The figures rest on marble columns atop a square pedestal adorned with four marble reliefs. One of the panels represents the triumph of science with a woman sitting atop of throne of test tubes and other medical equipment. Two of the other carvings show the use of ether during the Civil War. The fourth frieze depicts the angel of mercy descending to a man stricken with disease.

"The monument itself sort of memorializes a major step forward in modern healthcare," said Dr. Jonathan Griswold, a pediatric anesthesiologist at Tufts New England Medical Center. "People were exceedingly afraid of surgery, and rightfully so. Most limbs were removed with people awake. Most people who had surgery had to go through excruciating pain."

Then on Oct. 16, 1846, Dr. John Collins Warren and a dentist named Thomas A. Morton administered ether to a 20-year-old patient at Massachusetts General Hospital before painlessly removing a tumor from his neck. The doctors performed the procedure before an audience of other doctors and word quickly spread in medical journals.

Where patients once had to be physically held down for surgery, the sick could now sit still and allow doctors to work. Ether became critical on the battlefields of the Civil War and in hospitals across the globe.

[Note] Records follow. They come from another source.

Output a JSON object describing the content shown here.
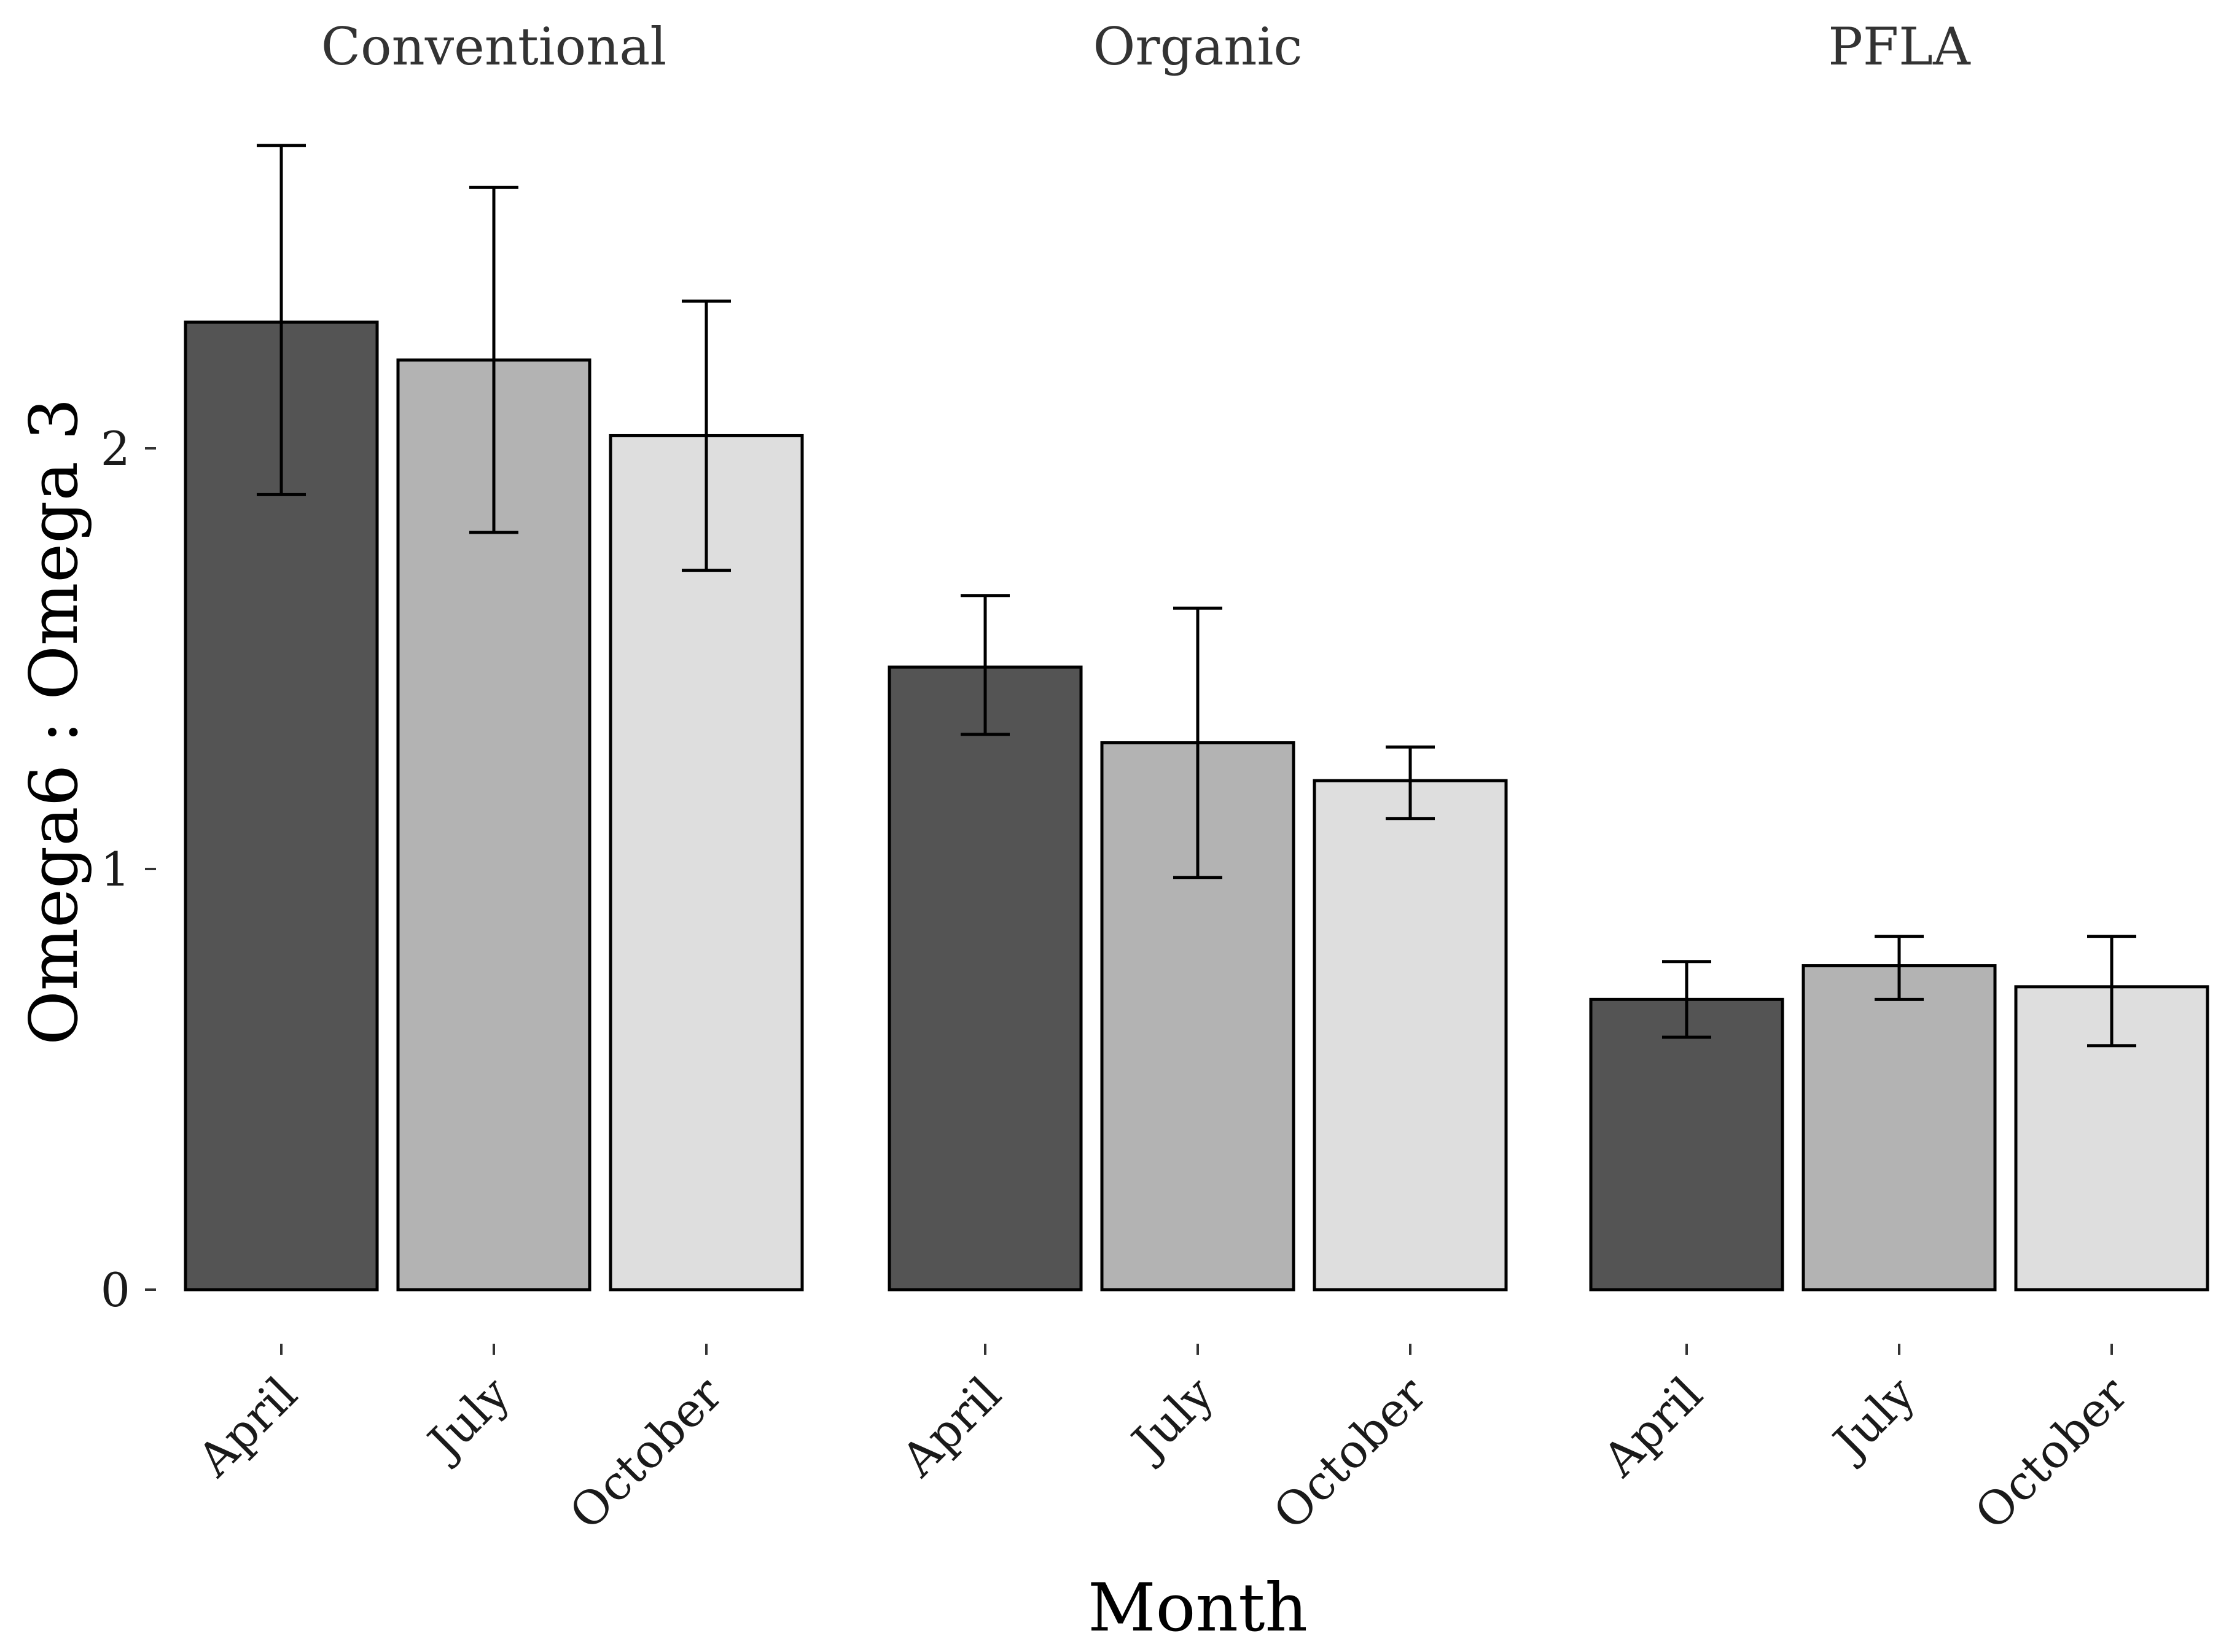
{
  "chart_data": {
    "type": "bar",
    "facets": [
      "Conventional",
      "Organic",
      "PFLA"
    ],
    "categories": [
      "April",
      "July",
      "October"
    ],
    "xlabel": "Month",
    "ylabel": "Omega6 : Omega 3",
    "ylim": [
      0,
      2.75
    ],
    "yticks": [
      0,
      1,
      2
    ],
    "grid": false,
    "legend": "none",
    "colors": {
      "April": "#545454",
      "July": "#b3b3b3",
      "October": "#dedede"
    },
    "series": [
      {
        "facet": "Conventional",
        "values": [
          2.3,
          2.21,
          2.03
        ],
        "error_low": [
          1.89,
          1.8,
          1.71
        ],
        "error_high": [
          2.72,
          2.62,
          2.35
        ]
      },
      {
        "facet": "Organic",
        "values": [
          1.48,
          1.3,
          1.21
        ],
        "error_low": [
          1.32,
          0.98,
          1.12
        ],
        "error_high": [
          1.65,
          1.62,
          1.29
        ]
      },
      {
        "facet": "PFLA",
        "values": [
          0.69,
          0.77,
          0.72
        ],
        "error_low": [
          0.6,
          0.69,
          0.58
        ],
        "error_high": [
          0.78,
          0.84,
          0.84
        ]
      }
    ]
  }
}
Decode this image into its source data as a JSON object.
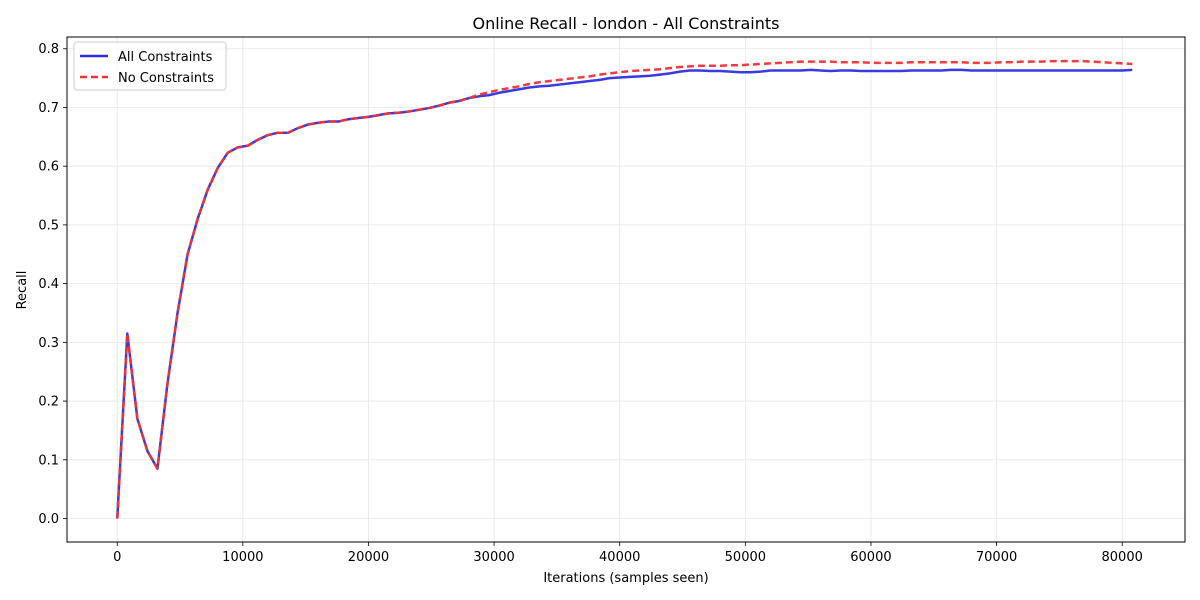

The monument's rehabilitation was paid for by $220,000 from the city and money from private donors including the Solomon Fund and the Friends of the Public Garden. It involved the installation of a new lighting system that officials hope will increase public consciousness of the sculpture and discourage vandalism. Organizers are trying to establish an endowment to fund future maintenance of the memorial.

"It's a beautiful sculpture in and of itself," said Pollak, the park's commissioner. "I think learning about the interpretation of it and making the public aware of its importance is crucial."